Welp, good people, it has finally happened. After enjoying a decades-long career as an R&B icon—throughout which he was accused by dozens of Black girls and women of sexual abuse—the Pied Predator has finally been brought to justice.
As you know by now, R. Kelly, on Monday, was found guilty on all nine counts in his sex trafficking and racketeering trial, and while many of us who actually care about protecting Black women and girls are rejoicing, there are also those unfortunate souls who insist on making Aaron McGruder a prophet by turning 2005’s second episode of The Boondocks into a present-day reality.

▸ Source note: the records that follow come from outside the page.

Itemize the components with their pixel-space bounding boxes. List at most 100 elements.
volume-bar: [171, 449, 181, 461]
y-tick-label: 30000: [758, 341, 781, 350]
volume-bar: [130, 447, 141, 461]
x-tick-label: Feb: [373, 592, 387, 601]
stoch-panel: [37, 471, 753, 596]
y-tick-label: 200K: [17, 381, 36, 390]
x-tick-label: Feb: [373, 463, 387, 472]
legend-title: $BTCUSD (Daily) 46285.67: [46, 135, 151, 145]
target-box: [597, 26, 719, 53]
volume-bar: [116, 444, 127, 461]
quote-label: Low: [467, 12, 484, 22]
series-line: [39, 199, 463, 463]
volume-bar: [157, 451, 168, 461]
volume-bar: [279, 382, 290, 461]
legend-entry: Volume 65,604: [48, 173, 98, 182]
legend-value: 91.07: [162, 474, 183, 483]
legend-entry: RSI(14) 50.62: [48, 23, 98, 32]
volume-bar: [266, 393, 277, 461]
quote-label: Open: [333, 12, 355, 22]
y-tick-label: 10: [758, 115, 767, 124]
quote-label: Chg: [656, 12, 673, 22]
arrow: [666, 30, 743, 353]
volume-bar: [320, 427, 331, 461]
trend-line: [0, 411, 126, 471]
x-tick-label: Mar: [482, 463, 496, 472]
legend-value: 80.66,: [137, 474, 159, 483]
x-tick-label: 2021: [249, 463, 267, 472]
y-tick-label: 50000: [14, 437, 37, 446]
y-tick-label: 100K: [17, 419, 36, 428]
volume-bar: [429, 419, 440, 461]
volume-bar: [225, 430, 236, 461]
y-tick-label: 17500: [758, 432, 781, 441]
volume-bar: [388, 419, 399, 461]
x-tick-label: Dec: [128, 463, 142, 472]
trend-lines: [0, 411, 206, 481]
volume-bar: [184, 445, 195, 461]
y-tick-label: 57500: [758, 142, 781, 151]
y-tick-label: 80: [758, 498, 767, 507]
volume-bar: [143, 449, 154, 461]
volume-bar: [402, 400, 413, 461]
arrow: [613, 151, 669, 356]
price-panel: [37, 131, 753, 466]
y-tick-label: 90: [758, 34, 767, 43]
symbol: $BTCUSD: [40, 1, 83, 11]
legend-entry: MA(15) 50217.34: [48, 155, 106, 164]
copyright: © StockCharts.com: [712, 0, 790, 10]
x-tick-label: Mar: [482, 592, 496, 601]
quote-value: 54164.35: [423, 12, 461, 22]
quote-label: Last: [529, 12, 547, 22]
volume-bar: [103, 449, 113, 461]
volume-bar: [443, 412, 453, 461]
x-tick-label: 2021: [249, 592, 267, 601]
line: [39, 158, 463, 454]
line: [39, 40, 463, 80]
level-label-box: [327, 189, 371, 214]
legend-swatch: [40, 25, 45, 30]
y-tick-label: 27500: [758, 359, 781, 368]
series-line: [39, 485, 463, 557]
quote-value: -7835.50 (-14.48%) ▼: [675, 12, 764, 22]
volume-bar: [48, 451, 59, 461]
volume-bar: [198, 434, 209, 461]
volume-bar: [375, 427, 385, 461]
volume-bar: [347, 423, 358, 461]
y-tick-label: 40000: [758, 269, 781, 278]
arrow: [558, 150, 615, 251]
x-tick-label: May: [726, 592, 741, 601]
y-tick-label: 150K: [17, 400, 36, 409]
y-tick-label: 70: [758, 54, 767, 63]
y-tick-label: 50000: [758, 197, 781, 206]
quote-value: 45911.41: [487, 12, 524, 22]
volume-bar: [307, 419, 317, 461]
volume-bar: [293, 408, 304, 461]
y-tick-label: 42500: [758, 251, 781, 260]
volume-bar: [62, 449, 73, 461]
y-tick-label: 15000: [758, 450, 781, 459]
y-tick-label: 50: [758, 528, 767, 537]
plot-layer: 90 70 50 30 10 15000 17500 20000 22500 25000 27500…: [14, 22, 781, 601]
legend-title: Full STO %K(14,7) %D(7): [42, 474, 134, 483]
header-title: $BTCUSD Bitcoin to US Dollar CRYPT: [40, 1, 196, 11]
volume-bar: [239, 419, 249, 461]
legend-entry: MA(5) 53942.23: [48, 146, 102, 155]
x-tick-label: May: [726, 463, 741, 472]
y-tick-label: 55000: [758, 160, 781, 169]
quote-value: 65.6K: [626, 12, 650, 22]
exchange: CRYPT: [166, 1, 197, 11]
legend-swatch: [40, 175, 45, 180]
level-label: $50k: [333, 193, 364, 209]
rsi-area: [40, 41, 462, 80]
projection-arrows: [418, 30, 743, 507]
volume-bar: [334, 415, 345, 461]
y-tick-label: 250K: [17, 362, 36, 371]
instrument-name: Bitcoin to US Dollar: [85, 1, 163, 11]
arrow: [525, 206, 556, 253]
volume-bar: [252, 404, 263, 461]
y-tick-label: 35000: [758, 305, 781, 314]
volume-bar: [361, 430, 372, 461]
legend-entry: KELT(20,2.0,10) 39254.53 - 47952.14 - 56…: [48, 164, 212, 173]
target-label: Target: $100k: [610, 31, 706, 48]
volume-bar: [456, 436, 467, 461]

While the verdict was being delivered that ensured Kelly would spend far more chapters trapped in a prison cell than he did trapped in the closet, a number of his supporters were gathered outside the courthouse playing his music in defiance of the long-overdue push to #MuteRKelly.
After the news broke that the jury returned with across-the-board guilty verdicts, one enthusiastic chile rapist supporter can be heard loudly and passionately declaring, “We’re not giving up on R Kelly!”
Imagine being this clueless.
First, let’s be clear on one thing: There is nothing pro-Black about protesting on behalf of R Kelly—not when his victims were primarily Black women, girls and, as it turns out, boys as well.
All Black people’s continued support of this man shows is that one Black celebrity matters more than the safety, innocence and physical, mental and emotional wellbeing of countless young Black people. You’re doing white supremacy work under the guise of activism.
You’re stepping in the name of heinous sex crimes, not love.
“No one deserves what they experienced at his hands or the threats and harassment they faced in telling the truth about what happened to them,” Jacquelyn M. Kasulis, the acting U.S. attorney in Brooklyn, told reporters after the verdict was announced, according to the New York Times. “We hope that today’s verdict brings some measure of comfort and closure.”
“This is the culmination of the movement of so many women who have been trying so long to have their voices heard,” said Oronike Odeleye, the co-founder of the #MuteRKelly campaign. “We have never had full ownership of our bodies. And we’re at a moment where Black women are no longer accepting that as the price of being Black and female in America.”
Of course, Kelly’s attorneys didn’t have the same energy in their responses to the verdict and said they are already considering an appeal.
“Of course we are disappointed in the verdict,” attorney Deveraux L. Cannick told reporters. “I am even more disappointed in the prosecution for bringing this case,” which he said was “replete with inconsistencies.”
So yeah, there are still those who will not give up on R Kelly—the rest of us are just happy we never gave up on justice.